DEVA Partisi lideri Ali Babacan 3 Ekim akşamı Bilkent Otel’deki yemekli basın toplantısında “Altı parti de birbirine rakip ama asıl rakip karşı tarafta” diyordu. Önemli olan “o rakibi” ki Cumhurbaşkanı Tayyip Erdoğan’ı kast ediyordu, “uygun bir yerde indirmek” ve yola devam etmekti. Tam o sırada CHP lideri Kemal Kılıçdaroğlu’nun kamuda başörtüsü/türban kullanımı konusunda 4 Ekim’de TBMM’ye kanun teklifi verecekleri açıklaması cep telefonlarımıza düştü.
Hemen Babacan’a soruldu. “Başörtüsü yasağıyla ilgili yasal bir engel yok, fiili durum vardı” dedi Babacan. Kılıçdaroğlu’nun çıkışı daha çok yeniydi; “ayrıntılarını bilmiyorum” dedi, sözü Genel Başkan Yardımcısı Mustafa Yeneroğlu’na verdi. Yeneroğlu, “Önümüzdeki süreçte iktidarın bunu istismar edeceği düşüncesiyle bu yola gidilmiş olabilir” dedi. Türkçesiyle, Erdoğan’ın “Ben gidersem başörtüsü zulmü başlar” propagandasını kast ediyordu.
Altılı Masanın diğer partileri de Kılıçdaroğlu’nun Erdoğan’ın önünü kesmeyi amaçlayan bu çıkışına destek verdi. Kılıçdaroğlu “iktidar için turnusol kağıdı” diyordu ya MHP lideri Devlet Bahçeli ret oyu vereceklerini ilk açıklayan iktidar bloku lideri oldu.
Asıl rakip ve Babacan
“Asıl rakip” önemli bir silahını yitirmiş olabilir miydi?

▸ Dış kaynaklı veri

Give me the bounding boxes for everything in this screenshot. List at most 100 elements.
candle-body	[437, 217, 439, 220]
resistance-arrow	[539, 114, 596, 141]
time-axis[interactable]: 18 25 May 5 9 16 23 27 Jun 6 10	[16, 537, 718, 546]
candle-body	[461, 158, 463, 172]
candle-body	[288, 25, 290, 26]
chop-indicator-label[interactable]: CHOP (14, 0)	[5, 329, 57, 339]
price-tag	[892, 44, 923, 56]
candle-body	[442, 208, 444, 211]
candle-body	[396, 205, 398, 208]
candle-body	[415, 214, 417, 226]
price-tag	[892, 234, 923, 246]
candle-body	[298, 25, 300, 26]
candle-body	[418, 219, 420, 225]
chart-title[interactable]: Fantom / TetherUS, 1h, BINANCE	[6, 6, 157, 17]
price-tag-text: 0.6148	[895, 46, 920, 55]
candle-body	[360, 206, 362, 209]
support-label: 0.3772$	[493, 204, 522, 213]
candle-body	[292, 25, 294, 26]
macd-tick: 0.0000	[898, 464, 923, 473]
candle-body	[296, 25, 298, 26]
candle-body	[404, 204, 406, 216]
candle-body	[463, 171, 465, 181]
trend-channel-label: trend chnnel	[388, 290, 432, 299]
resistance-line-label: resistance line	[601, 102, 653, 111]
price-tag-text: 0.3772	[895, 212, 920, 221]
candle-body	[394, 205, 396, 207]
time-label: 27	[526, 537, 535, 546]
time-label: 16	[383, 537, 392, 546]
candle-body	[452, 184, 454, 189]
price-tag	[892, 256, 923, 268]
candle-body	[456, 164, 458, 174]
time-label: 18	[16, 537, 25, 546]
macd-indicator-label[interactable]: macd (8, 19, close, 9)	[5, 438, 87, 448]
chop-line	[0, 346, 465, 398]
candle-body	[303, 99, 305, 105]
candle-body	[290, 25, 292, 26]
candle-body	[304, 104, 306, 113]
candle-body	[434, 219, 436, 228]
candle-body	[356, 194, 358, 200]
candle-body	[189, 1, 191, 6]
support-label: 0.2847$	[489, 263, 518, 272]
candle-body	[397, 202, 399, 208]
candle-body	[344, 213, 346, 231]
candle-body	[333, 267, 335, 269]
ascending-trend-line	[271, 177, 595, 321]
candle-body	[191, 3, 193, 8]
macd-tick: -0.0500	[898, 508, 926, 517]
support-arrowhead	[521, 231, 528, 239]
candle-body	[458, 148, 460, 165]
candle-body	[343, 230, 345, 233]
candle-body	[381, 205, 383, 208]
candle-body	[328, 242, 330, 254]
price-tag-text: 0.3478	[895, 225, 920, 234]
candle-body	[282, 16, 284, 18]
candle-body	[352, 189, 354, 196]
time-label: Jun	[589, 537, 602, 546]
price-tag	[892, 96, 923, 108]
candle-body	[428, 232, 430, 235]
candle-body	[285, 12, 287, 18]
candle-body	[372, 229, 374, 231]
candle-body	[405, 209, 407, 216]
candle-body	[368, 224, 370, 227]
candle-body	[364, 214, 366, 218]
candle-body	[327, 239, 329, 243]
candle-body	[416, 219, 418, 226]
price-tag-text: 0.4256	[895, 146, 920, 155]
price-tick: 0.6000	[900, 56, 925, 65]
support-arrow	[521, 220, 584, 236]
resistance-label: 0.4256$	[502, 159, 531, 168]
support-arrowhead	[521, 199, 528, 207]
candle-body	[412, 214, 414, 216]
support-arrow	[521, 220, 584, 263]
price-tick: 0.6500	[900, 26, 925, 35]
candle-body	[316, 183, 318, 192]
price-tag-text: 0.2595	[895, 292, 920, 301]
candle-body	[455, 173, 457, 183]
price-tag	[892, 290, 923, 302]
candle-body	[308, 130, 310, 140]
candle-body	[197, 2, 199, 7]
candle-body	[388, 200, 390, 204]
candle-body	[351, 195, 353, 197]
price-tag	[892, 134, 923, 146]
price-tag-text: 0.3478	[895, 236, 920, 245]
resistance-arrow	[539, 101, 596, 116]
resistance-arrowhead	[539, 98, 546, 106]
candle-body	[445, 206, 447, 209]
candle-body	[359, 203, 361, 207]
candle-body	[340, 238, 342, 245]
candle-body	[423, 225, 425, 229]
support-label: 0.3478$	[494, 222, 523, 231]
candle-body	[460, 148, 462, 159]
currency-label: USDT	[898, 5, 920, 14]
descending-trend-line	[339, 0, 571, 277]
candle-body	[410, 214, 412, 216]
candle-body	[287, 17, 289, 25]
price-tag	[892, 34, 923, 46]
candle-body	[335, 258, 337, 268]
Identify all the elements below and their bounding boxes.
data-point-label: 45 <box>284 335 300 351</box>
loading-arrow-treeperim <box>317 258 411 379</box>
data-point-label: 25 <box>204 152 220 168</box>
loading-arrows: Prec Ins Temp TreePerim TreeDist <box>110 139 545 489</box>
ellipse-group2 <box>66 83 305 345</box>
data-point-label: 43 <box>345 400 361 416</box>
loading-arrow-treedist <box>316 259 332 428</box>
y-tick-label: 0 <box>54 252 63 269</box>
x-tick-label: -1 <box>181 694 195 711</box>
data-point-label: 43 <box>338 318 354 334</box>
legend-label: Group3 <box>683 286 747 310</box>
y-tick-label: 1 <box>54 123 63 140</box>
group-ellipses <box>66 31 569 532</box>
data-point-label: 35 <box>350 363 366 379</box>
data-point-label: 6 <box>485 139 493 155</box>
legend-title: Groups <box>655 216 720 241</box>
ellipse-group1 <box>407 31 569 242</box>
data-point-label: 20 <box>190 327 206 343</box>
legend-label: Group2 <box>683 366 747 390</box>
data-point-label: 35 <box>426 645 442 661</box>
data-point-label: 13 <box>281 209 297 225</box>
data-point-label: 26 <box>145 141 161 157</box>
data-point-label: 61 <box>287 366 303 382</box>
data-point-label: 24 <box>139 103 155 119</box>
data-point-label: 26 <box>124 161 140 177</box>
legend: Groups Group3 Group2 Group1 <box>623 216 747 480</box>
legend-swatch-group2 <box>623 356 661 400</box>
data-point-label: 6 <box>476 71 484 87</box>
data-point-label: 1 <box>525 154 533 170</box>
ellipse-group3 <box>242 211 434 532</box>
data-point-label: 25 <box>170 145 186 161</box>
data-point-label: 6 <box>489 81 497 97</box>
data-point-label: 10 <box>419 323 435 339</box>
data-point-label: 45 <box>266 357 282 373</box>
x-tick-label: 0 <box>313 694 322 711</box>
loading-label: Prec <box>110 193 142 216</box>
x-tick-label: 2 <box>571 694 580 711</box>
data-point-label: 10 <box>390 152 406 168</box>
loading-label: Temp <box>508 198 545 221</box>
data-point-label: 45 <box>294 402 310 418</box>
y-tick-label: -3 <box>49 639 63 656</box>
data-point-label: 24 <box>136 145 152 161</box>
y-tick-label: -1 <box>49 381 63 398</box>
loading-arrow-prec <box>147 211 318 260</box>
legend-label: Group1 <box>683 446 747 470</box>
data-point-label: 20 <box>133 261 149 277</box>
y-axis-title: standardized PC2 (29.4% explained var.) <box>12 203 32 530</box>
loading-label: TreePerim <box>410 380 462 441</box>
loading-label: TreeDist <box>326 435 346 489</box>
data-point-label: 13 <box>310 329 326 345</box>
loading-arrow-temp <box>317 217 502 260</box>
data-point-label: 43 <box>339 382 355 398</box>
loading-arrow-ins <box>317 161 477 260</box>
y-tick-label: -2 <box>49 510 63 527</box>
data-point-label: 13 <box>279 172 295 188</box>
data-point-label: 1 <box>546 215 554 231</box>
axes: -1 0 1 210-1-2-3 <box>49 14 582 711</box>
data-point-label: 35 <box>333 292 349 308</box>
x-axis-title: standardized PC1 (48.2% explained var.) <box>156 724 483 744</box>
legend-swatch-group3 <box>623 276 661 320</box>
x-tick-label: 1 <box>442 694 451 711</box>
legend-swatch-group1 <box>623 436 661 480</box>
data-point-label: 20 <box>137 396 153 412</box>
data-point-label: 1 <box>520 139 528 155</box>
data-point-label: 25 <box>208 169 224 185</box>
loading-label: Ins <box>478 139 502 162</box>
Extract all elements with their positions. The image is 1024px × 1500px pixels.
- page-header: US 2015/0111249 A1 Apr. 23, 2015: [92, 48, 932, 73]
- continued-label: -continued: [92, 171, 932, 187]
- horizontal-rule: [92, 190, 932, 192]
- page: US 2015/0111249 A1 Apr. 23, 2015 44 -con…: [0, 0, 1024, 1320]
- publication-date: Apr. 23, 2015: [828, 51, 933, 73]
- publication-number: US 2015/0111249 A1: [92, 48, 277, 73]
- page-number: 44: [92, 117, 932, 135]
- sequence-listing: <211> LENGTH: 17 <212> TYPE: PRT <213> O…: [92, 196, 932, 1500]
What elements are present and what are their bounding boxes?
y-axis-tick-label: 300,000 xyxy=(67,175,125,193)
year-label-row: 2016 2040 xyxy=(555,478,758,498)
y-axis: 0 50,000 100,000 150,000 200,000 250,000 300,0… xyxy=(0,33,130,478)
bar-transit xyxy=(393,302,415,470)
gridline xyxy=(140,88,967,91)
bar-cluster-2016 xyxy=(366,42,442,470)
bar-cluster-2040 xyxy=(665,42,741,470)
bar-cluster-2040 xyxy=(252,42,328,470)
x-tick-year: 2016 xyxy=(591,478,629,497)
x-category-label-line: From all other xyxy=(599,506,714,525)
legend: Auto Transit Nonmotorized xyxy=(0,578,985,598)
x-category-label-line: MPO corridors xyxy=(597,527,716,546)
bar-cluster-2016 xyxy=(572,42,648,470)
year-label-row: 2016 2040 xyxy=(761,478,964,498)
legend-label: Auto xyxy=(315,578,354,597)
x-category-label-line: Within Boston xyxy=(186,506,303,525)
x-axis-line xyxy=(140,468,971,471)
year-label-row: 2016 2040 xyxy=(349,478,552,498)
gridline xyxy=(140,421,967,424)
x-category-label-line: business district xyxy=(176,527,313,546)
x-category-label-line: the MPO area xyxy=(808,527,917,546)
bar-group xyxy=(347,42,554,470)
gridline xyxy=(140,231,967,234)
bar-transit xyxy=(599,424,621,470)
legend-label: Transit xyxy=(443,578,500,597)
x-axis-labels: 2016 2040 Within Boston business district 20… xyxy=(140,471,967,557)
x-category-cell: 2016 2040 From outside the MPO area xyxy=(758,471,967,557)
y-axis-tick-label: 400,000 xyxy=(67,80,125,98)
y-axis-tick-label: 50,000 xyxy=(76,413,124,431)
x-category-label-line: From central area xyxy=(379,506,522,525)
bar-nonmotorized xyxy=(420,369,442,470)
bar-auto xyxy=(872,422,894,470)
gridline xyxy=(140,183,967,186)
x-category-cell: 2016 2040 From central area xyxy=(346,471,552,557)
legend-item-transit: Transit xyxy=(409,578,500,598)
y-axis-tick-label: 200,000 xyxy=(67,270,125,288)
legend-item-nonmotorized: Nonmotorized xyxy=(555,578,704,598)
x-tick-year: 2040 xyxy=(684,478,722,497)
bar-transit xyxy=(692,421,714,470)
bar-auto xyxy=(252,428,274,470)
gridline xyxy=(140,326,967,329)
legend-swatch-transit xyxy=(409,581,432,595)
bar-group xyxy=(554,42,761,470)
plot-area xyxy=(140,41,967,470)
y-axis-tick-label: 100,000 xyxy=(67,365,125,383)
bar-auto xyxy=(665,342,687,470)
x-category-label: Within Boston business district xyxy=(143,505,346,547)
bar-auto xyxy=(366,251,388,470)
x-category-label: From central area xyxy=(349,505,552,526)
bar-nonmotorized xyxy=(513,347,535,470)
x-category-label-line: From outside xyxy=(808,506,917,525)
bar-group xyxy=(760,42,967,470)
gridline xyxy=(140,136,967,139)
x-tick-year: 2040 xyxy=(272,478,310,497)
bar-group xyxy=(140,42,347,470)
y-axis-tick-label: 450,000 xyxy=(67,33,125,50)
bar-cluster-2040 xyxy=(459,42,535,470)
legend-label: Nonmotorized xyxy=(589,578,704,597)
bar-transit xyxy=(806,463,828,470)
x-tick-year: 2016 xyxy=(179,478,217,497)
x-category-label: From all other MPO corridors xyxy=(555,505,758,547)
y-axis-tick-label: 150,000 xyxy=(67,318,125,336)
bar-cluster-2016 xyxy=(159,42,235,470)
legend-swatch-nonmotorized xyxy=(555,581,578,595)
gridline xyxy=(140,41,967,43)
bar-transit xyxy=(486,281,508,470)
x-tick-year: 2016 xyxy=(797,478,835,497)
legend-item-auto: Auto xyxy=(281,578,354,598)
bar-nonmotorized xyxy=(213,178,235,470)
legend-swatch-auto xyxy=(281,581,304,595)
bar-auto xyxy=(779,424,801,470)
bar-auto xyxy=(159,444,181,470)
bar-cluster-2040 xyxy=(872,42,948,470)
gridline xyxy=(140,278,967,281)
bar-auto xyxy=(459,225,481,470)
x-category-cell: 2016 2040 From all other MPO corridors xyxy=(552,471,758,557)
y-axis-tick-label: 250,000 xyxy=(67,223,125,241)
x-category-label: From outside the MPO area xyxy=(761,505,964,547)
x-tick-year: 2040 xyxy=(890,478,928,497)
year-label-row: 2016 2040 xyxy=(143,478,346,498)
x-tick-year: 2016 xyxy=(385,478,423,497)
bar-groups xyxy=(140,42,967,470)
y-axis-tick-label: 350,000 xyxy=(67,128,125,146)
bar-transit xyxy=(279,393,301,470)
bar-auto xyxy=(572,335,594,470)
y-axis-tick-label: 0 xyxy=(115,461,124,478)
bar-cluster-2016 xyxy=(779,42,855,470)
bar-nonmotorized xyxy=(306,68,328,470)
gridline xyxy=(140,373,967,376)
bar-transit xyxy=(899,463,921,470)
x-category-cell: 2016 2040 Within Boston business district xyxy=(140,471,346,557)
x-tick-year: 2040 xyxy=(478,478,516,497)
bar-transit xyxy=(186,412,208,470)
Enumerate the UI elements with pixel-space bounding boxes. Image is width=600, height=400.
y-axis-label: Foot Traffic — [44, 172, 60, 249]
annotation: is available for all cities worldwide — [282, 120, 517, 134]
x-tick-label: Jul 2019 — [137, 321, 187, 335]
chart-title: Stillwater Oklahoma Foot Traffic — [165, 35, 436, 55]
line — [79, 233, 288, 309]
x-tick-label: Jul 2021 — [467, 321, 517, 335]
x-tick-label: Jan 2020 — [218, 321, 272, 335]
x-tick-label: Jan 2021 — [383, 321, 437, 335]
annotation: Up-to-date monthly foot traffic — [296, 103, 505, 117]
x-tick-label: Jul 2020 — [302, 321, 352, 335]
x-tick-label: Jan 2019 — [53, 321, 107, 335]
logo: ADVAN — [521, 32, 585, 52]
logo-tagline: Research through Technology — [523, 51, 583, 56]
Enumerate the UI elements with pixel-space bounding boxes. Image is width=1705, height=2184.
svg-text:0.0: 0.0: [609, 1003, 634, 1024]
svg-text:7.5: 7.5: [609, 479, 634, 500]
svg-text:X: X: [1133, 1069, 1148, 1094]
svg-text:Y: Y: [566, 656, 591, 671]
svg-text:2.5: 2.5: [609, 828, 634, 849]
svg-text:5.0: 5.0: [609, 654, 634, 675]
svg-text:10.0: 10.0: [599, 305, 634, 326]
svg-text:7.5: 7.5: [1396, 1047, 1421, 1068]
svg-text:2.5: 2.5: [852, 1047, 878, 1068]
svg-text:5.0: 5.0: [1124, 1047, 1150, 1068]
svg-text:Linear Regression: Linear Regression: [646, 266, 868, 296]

Nitekim AK Parti Sözcüsü Ömer Çelik 4 Ekim sabahı Erdoğan’ın bu konularda konusunda 6 Ekim’de “tarihi” bir konuşma yapacağını duyurdu. CHP Sözcüsü Faik Öztrak da ona “Haydi hemen seçime” yanıtı verdi.
Yoksa bürokrasiden sonra AK Partiden de mi bilgi sızıntısı başlamıştı CHP’ye ve genel olarak Altılı Masaya? Ya da artık Erdoğan ve AK Parti seçim propaganda taktiklerini fena açık etmeye başlamış, muhalefet de ortak akılla yol amaya mı başlamıştı?
Her halükârda, Erdoğan İstanbul’da Belediye başkanı Ekrem İmamoğlu ile metro kapmaca yarışındayken Ankara’da Kılıçdaroğlu ve Masa ortakları onun önemli bir seçim kozunu zayıflatmışlardı.
Babacan’a göre “Hükümet bu sürecin bitmekte olduğunu ve gitmekte olduklarını görüyor” o nedenle hırçınlaşıyor ve hata yapıyordu.
Ama bu “top ayağımıza gelecek, biz de vuracağız” anlamına gelmiyordu. Altı parti, evet birbirine rakip konumdaydı, farklı geçmişlerden geliyordu ama geçmiş üzerinde tartışmak yerine “yarınlarda mutabık kalma” yoluna bakmalıydılar.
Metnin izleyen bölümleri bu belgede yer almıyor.